Margaret coughed the phlegm out of her throat. Her tongue was so dry it was sticking to the roof of her mouth. ‘Can’t work,’ she gasped. ‘You know it. No one…could produce enough vaccine…in time. Once the flu is…rampant…it will be…too late.’

He shrugged and turned away again, and when he turned back a few moments later, he had a syringe in his hand, needle pointed at the ceiling. He squeezed it gently until a spurt of clear liquid shot into the air, flashing in the moonlight, then he approached Margaret around the bed. Panic was feeding strength to her lungs and heart, and her breathing became rapid and erratic. She found movement in her arms and legs, but not enough to resist. She heard her own voice scratching in her throat with each breath, whimpering like a dog.

‘Just relax, Margaret,’ Mendez told her softly. ‘I want you to know how it feels. To live with death hanging over you. To wonder when and where it will come from.’

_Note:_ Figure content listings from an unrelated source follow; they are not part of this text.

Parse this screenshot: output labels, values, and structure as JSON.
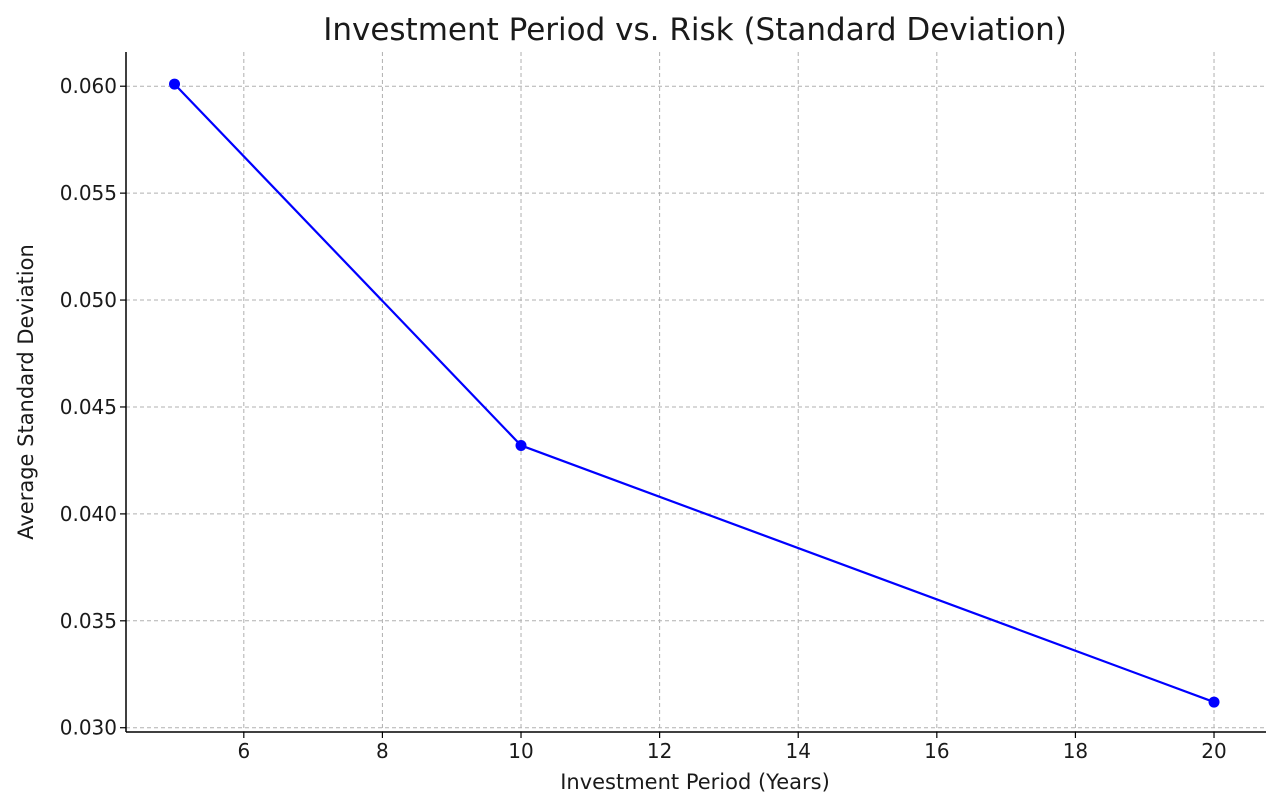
{
  "chart_data": {
    "type": "line",
    "title": "Investment Period vs. Risk (Standard Deviation)",
    "xlabel": "Investment Period (Years)",
    "ylabel": "Average Standard Deviation",
    "xlim": [
      4.3,
      20.75
    ],
    "ylim": [
      0.0298,
      0.0616
    ],
    "x_ticks": [
      6,
      8,
      10,
      12,
      14,
      16,
      18,
      20
    ],
    "x_tick_labels": [
      "6",
      "8",
      "10",
      "12",
      "14",
      "16",
      "18",
      "20"
    ],
    "y_ticks": [
      0.03,
      0.035,
      0.04,
      0.045,
      0.05,
      0.055,
      0.06
    ],
    "y_tick_labels": [
      "0.030",
      "0.035",
      "0.040",
      "0.045",
      "0.050",
      "0.055",
      "0.060"
    ],
    "grid": true,
    "series": [
      {
        "color": "#0000ff",
        "marker": "circle",
        "x": [
          5,
          10,
          20
        ],
        "y": [
          0.0601,
          0.0432,
          0.0312
        ]
      }
    ]
  }
}
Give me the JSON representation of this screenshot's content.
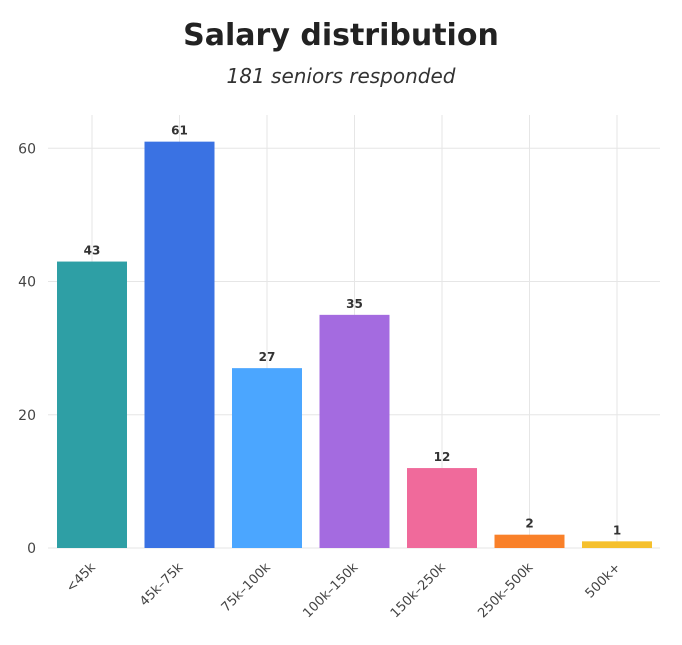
{
  "chart_data": {
    "type": "bar",
    "title": "Salary distribution",
    "subtitle": "181 seniors responded",
    "xlabel": "",
    "ylabel": "",
    "categories": [
      "<45k",
      "45k–75k",
      "75k–100k",
      "100k–150k",
      "150k–250k",
      "250k–500k",
      "500k+"
    ],
    "values": [
      43,
      61,
      27,
      35,
      12,
      2,
      1
    ],
    "data_labels": [
      "43",
      "61",
      "27",
      "35",
      "12",
      "2",
      "1"
    ],
    "colors": [
      "#2E9FA5",
      "#3A72E3",
      "#4BA6FF",
      "#A46BE0",
      "#F06A9B",
      "#F98029",
      "#F5C02E"
    ],
    "ylim": [
      0,
      65
    ],
    "yticks": [
      0,
      20,
      40,
      60
    ],
    "ytick_labels": [
      "0",
      "20",
      "40",
      "60"
    ],
    "grid": true,
    "legend": "none"
  }
}
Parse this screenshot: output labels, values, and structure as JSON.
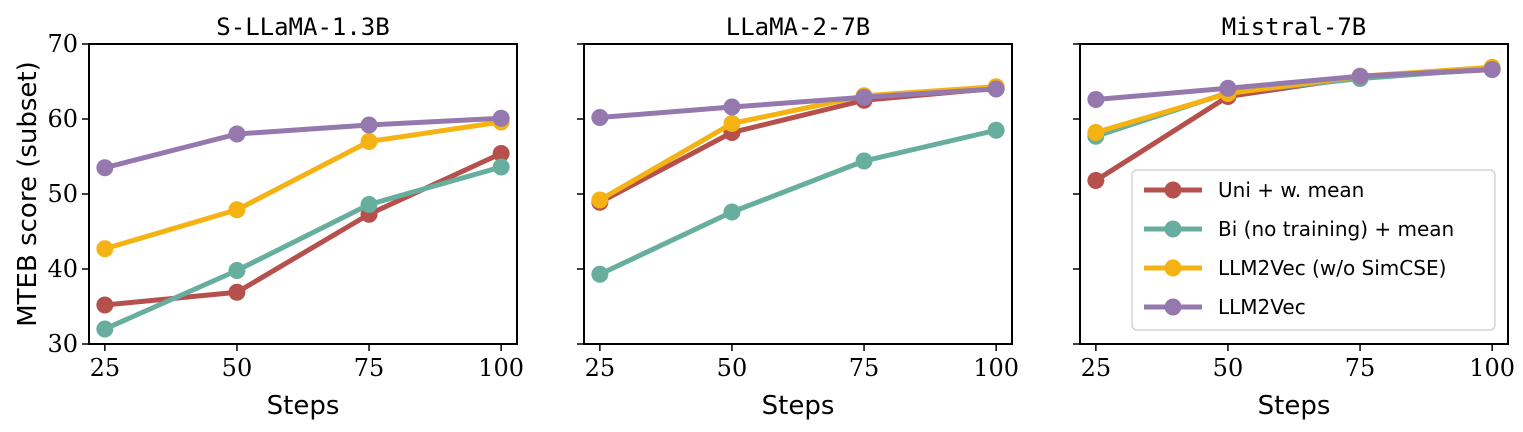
{
  "chart_data": [
    {
      "type": "line",
      "title": "S-LLaMA-1.3B",
      "xlabel": "Steps",
      "ylabel": "MTEB score (subset)",
      "x": [
        25,
        50,
        75,
        100
      ],
      "xlim": [
        22,
        103
      ],
      "ylim": [
        30,
        70
      ],
      "yticks": [
        30,
        40,
        50,
        60,
        70
      ],
      "series": [
        {
          "name": "Uni + w. mean",
          "color": "#B5504D",
          "values": [
            35.2,
            36.9,
            47.3,
            55.4
          ]
        },
        {
          "name": "Bi (no training) + mean",
          "color": "#67AE9F",
          "values": [
            32.0,
            39.8,
            48.6,
            53.6
          ]
        },
        {
          "name": "LLM2Vec (w/o SimCSE)",
          "color": "#F5B213",
          "values": [
            42.7,
            47.9,
            57.0,
            59.6
          ]
        },
        {
          "name": "LLM2Vec",
          "color": "#9478AE",
          "values": [
            53.5,
            58.0,
            59.2,
            60.1
          ]
        }
      ]
    },
    {
      "type": "line",
      "title": "LLaMA-2-7B",
      "xlabel": "Steps",
      "ylabel": "",
      "x": [
        25,
        50,
        75,
        100
      ],
      "xlim": [
        22,
        103
      ],
      "ylim": [
        30,
        70
      ],
      "yticks": [
        30,
        40,
        50,
        60,
        70
      ],
      "series": [
        {
          "name": "Uni + w. mean",
          "color": "#B5504D",
          "values": [
            48.9,
            58.2,
            62.5,
            64.1
          ]
        },
        {
          "name": "Bi (no training) + mean",
          "color": "#67AE9F",
          "values": [
            39.3,
            47.6,
            54.4,
            58.5
          ]
        },
        {
          "name": "LLM2Vec (w/o SimCSE)",
          "color": "#F5B213",
          "values": [
            49.2,
            59.4,
            63.1,
            64.3
          ]
        },
        {
          "name": "LLM2Vec",
          "color": "#9478AE",
          "values": [
            60.2,
            61.6,
            62.9,
            64.0
          ]
        }
      ]
    },
    {
      "type": "line",
      "title": "Mistral-7B",
      "xlabel": "Steps",
      "ylabel": "",
      "x": [
        25,
        50,
        75,
        100
      ],
      "xlim": [
        22,
        103
      ],
      "ylim": [
        30,
        70
      ],
      "yticks": [
        30,
        40,
        50,
        60,
        70
      ],
      "legend": "lower-right",
      "series": [
        {
          "name": "Uni + w. mean",
          "color": "#B5504D",
          "values": [
            51.8,
            63.0,
            65.6,
            66.6
          ]
        },
        {
          "name": "Bi (no training) + mean",
          "color": "#67AE9F",
          "values": [
            57.7,
            63.5,
            65.4,
            66.7
          ]
        },
        {
          "name": "LLM2Vec (w/o SimCSE)",
          "color": "#F5B213",
          "values": [
            58.2,
            63.4,
            65.7,
            66.9
          ]
        },
        {
          "name": "LLM2Vec",
          "color": "#9478AE",
          "values": [
            62.6,
            64.1,
            65.7,
            66.6
          ]
        }
      ]
    }
  ]
}
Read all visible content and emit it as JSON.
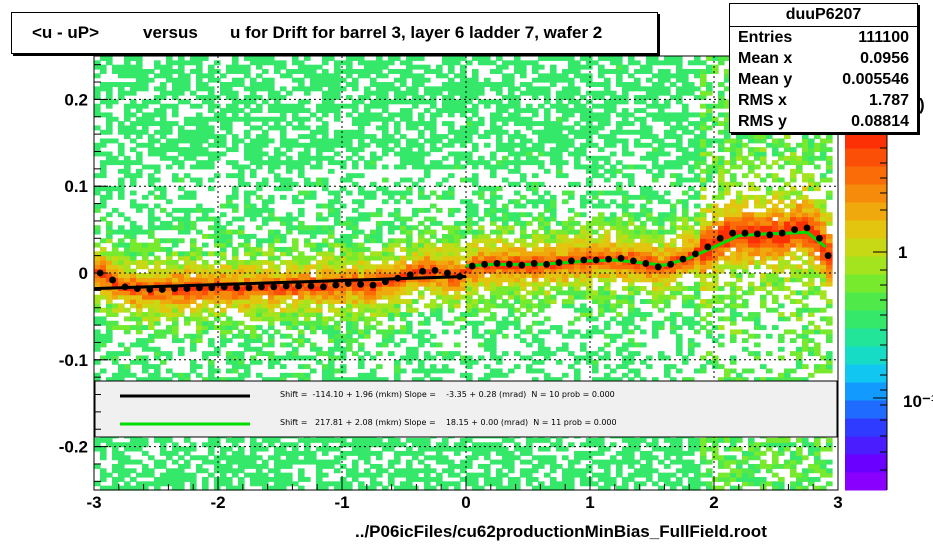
{
  "title": {
    "part1": "<u - uP>",
    "part2": "versus",
    "part3": "u for Drift for barrel 3, layer 6 ladder 7, wafer 2"
  },
  "stats": {
    "name": "duuP6207",
    "rows": [
      {
        "label": "Entries",
        "value": "111100"
      },
      {
        "label": "Mean x",
        "value": "0.0956"
      },
      {
        "label": "Mean y",
        "value": "0.005546"
      },
      {
        "label": "RMS x",
        "value": "1.787"
      },
      {
        "label": "RMS y",
        "value": "0.08814"
      }
    ]
  },
  "legend": {
    "line1": "Shift =  -114.10 + 1.96 (mkm) Slope =    -3.35 + 0.28 (mrad)  N = 10 prob = 0.000",
    "line2": "Shift =   217.81 + 2.08 (mkm) Slope =    18.15 + 0.00 (mrad)  N = 11 prob = 0.000",
    "line1_color": "#000000",
    "line2_color": "#00dd00"
  },
  "footer": "../P06icFiles/cu62productionMinBias_FullField.root",
  "colors": {
    "marker": "#000000",
    "fit": "#00cc00",
    "frame": "#000000"
  },
  "palette": [
    "#8a00ff",
    "#6a00ff",
    "#4a1dff",
    "#2f3cff",
    "#1f6bff",
    "#139aff",
    "#11c6f0",
    "#16dcc6",
    "#23e59a",
    "#35e86a",
    "#4fe94a",
    "#78ea2d",
    "#a3e41f",
    "#c7d914",
    "#e3c50f",
    "#f0a90c",
    "#f68a0a",
    "#f96c08",
    "#fb4e06",
    "#fd3005"
  ],
  "chart_data": {
    "type": "heatmap",
    "xlim": [
      -3,
      3
    ],
    "ylim": [
      -0.25,
      0.25
    ],
    "x_ticks": [
      -3,
      -2,
      -1,
      0,
      1,
      2,
      3
    ],
    "x_tick_labels": [
      "-3",
      "-2",
      "-1",
      "0",
      "1",
      "2",
      "3"
    ],
    "y_ticks": [
      -0.2,
      -0.1,
      0,
      0.1,
      0.2
    ],
    "y_tick_labels": [
      "-0.2",
      "-0.1",
      "0",
      "0.1",
      "0.2"
    ],
    "colorbar_labels": [
      "1",
      "10⁻¹"
    ],
    "colorbar_partial_label": ")",
    "grid": true,
    "profile": {
      "name": "mean profile",
      "x": [
        -2.95,
        -2.85,
        -2.75,
        -2.65,
        -2.55,
        -2.45,
        -2.35,
        -2.25,
        -2.15,
        -2.05,
        -1.95,
        -1.85,
        -1.75,
        -1.65,
        -1.55,
        -1.45,
        -1.35,
        -1.25,
        -1.15,
        -1.05,
        -0.95,
        -0.85,
        -0.75,
        -0.65,
        -0.55,
        -0.45,
        -0.35,
        -0.25,
        -0.15,
        -0.05,
        0.05,
        0.15,
        0.25,
        0.35,
        0.45,
        0.55,
        0.65,
        0.75,
        0.85,
        0.95,
        1.05,
        1.15,
        1.25,
        1.35,
        1.45,
        1.55,
        1.65,
        1.75,
        1.85,
        1.95,
        2.05,
        2.15,
        2.25,
        2.35,
        2.45,
        2.55,
        2.65,
        2.75,
        2.85,
        2.92
      ],
      "y": [
        0.0,
        -0.008,
        -0.016,
        -0.018,
        -0.019,
        -0.019,
        -0.018,
        -0.018,
        -0.017,
        -0.017,
        -0.016,
        -0.017,
        -0.017,
        -0.016,
        -0.016,
        -0.015,
        -0.015,
        -0.015,
        -0.016,
        -0.014,
        -0.012,
        -0.013,
        -0.014,
        -0.01,
        -0.006,
        -0.002,
        0.002,
        0.003,
        0.0,
        -0.004,
        0.008,
        0.01,
        0.011,
        0.01,
        0.009,
        0.011,
        0.01,
        0.012,
        0.014,
        0.015,
        0.015,
        0.016,
        0.017,
        0.014,
        0.011,
        0.007,
        0.01,
        0.016,
        0.022,
        0.03,
        0.04,
        0.046,
        0.046,
        0.045,
        0.044,
        0.046,
        0.05,
        0.052,
        0.04,
        0.02
      ]
    },
    "fits": [
      {
        "name": "fit1",
        "color": "#000000",
        "x": [
          -3,
          0
        ],
        "y": [
          -0.018,
          -0.004
        ]
      },
      {
        "name": "fit2",
        "color": "#00dd00",
        "x": [
          0.0,
          0.2,
          0.4,
          0.6,
          0.8,
          1.0,
          1.2,
          1.4,
          1.6,
          1.8,
          2.0,
          2.2,
          2.4,
          2.6,
          2.75,
          2.9
        ],
        "y": [
          0.008,
          0.01,
          0.01,
          0.01,
          0.012,
          0.014,
          0.015,
          0.012,
          0.009,
          0.017,
          0.03,
          0.043,
          0.045,
          0.046,
          0.047,
          0.03
        ]
      }
    ]
  }
}
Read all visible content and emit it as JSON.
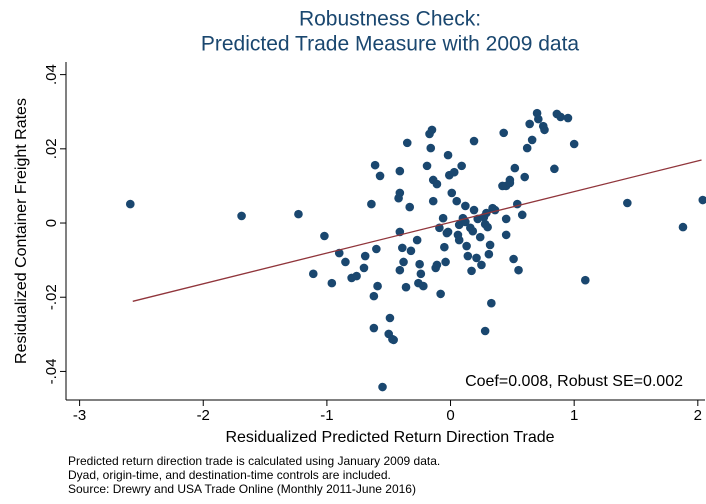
{
  "chart_data": {
    "type": "scatter",
    "title": [
      "Robustness Check:",
      "Predicted Trade Measure with 2009 data"
    ],
    "x_label": "Residualized Predicted Return Direction Trade",
    "y_label": "Residualized Container Freight Rates",
    "annotation": "Coef=0.008, Robust SE=0.002",
    "notes": [
      "Predicted return direction trade is calculated using January 2009 data.",
      "Dyad, origin-time, and destination-time controls are included.",
      "Source: Drewry and USA Trade Online (Monthly 2011-June 2016)"
    ],
    "xlim": [
      -3.11,
      2.05
    ],
    "ylim": [
      -0.0477,
      0.0434
    ],
    "xticks": [
      -3,
      -2,
      -1,
      0,
      1,
      2
    ],
    "yticks": [
      {
        "value": -0.04,
        "label": "-.04"
      },
      {
        "value": -0.02,
        "label": "-.02"
      },
      0,
      {
        "value": 0.02,
        "label": ".02"
      },
      {
        "value": 0.04,
        "label": ".04"
      }
    ],
    "color": "#1a476f",
    "x": [
      -2.59,
      -1.69,
      -1.23,
      -1.02,
      -1.11,
      -0.96,
      -0.9,
      -0.85,
      -0.8,
      -0.76,
      -0.7,
      -0.69,
      -0.62,
      -0.6,
      -0.61,
      -0.57,
      -0.64,
      -0.59,
      -0.62,
      -0.5,
      -0.47,
      -0.46,
      -0.49,
      -0.55,
      -0.41,
      -0.42,
      -0.41,
      -0.39,
      -0.38,
      -0.41,
      -0.35,
      -0.41,
      -0.36,
      -0.33,
      -0.32,
      -0.27,
      -0.26,
      -0.25,
      -0.24,
      -0.22,
      -0.19,
      -0.17,
      -0.15,
      -0.16,
      -0.14,
      -0.14,
      -0.12,
      -0.11,
      -0.11,
      -0.09,
      -0.08,
      -0.06,
      -0.05,
      -0.03,
      -0.02,
      -0.04,
      -0.02,
      -0.01,
      0.01,
      0.03,
      0.05,
      0.06,
      0.07,
      0.09,
      0.07,
      0.1,
      0.11,
      0.12,
      0.12,
      0.13,
      0.14,
      0.16,
      0.17,
      0.18,
      0.19,
      0.19,
      0.21,
      0.22,
      0.24,
      0.25,
      0.27,
      0.28,
      0.29,
      0.3,
      0.28,
      0.31,
      0.32,
      0.34,
      0.36,
      0.33,
      0.42,
      0.43,
      0.45,
      0.45,
      0.45,
      0.48,
      0.48,
      0.51,
      0.52,
      0.54,
      0.55,
      0.58,
      0.6,
      0.62,
      0.64,
      0.66,
      0.7,
      0.71,
      0.76,
      0.75,
      0.84,
      0.86,
      0.89,
      0.95,
      1.0,
      1.09,
      1.43,
      1.88,
      2.04
    ],
    "y": [
      0.0051,
      0.0019,
      0.0024,
      -0.0035,
      -0.0137,
      -0.0162,
      -0.0081,
      -0.0105,
      -0.0148,
      -0.0143,
      -0.0121,
      -0.0089,
      -0.0197,
      -0.007,
      0.0156,
      0.0127,
      0.0051,
      -0.017,
      -0.0283,
      -0.0299,
      -0.0313,
      -0.0315,
      -0.0256,
      -0.0442,
      0.0081,
      0.0067,
      -0.0024,
      -0.0067,
      -0.0105,
      0.014,
      0.0216,
      -0.0127,
      -0.0173,
      0.0043,
      -0.0075,
      -0.0046,
      -0.0162,
      -0.0111,
      -0.0137,
      -0.017,
      0.0154,
      0.024,
      0.0251,
      0.0202,
      0.0116,
      0.0059,
      -0.0121,
      -0.0113,
      0.0105,
      -0.0013,
      -0.0191,
      0.0013,
      -0.0065,
      -0.0027,
      -0.0024,
      -0.0105,
      0.0183,
      0.0129,
      0.0081,
      0.0137,
      0.0059,
      -0.0032,
      -0.0046,
      0.0154,
      -0.0005,
      0.0013,
      0.0008,
      0.0003,
      0.0046,
      -0.0062,
      -0.0089,
      -0.0013,
      -0.0129,
      -0.0022,
      0.0035,
      0.0221,
      -0.0094,
      0.0011,
      -0.0038,
      -0.0113,
      0.0016,
      -0.0003,
      0.0027,
      -0.0011,
      -0.0291,
      -0.0084,
      -0.0059,
      0.004,
      0.0035,
      -0.0216,
      0.01,
      0.0243,
      0.01,
      0.0011,
      -0.0032,
      0.0108,
      0.0116,
      -0.0097,
      0.0148,
      0.0051,
      -0.0127,
      0.0022,
      0.0124,
      0.0202,
      0.0267,
      0.0224,
      0.0296,
      0.028,
      0.0251,
      0.0261,
      0.0146,
      0.0294,
      0.0286,
      0.0283,
      0.0213,
      -0.0154,
      0.0054,
      -0.0011,
      0.0062
    ],
    "fit_line": {
      "color": "#90353b",
      "x": [
        -2.57,
        2.03
      ],
      "y": [
        -0.0211,
        0.017
      ]
    }
  }
}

She felt the cold dab of disinfectant on her arm, and the sharp bite of the needle. There was nothing she could do to stop him squeezing the syringe, forcing the virus through the needle and into her bloodstream. And with a start she realised that her baby, too, would be infected. An icy despair broke over her, like a wave in a frozen sea.

‘Unless, of course,’ she heard Mendez saying, ‘you’re smart enough to figure out what it is I programmed to trigger the virus.’

He withdrew the needle, dabbed her arm again and stood up. He returned to the dressing table and started clearing away his things. She lay, under sentence of death, and saw poor Steve’s haunted face in that moment when his resistance finally ended. And in her mind’s eye she saw also the faceless faces of all those who would die just like him, just like her. Hundreds of millions of them. A tear forced its way out of the corner of her eye and ran down on to the pillow.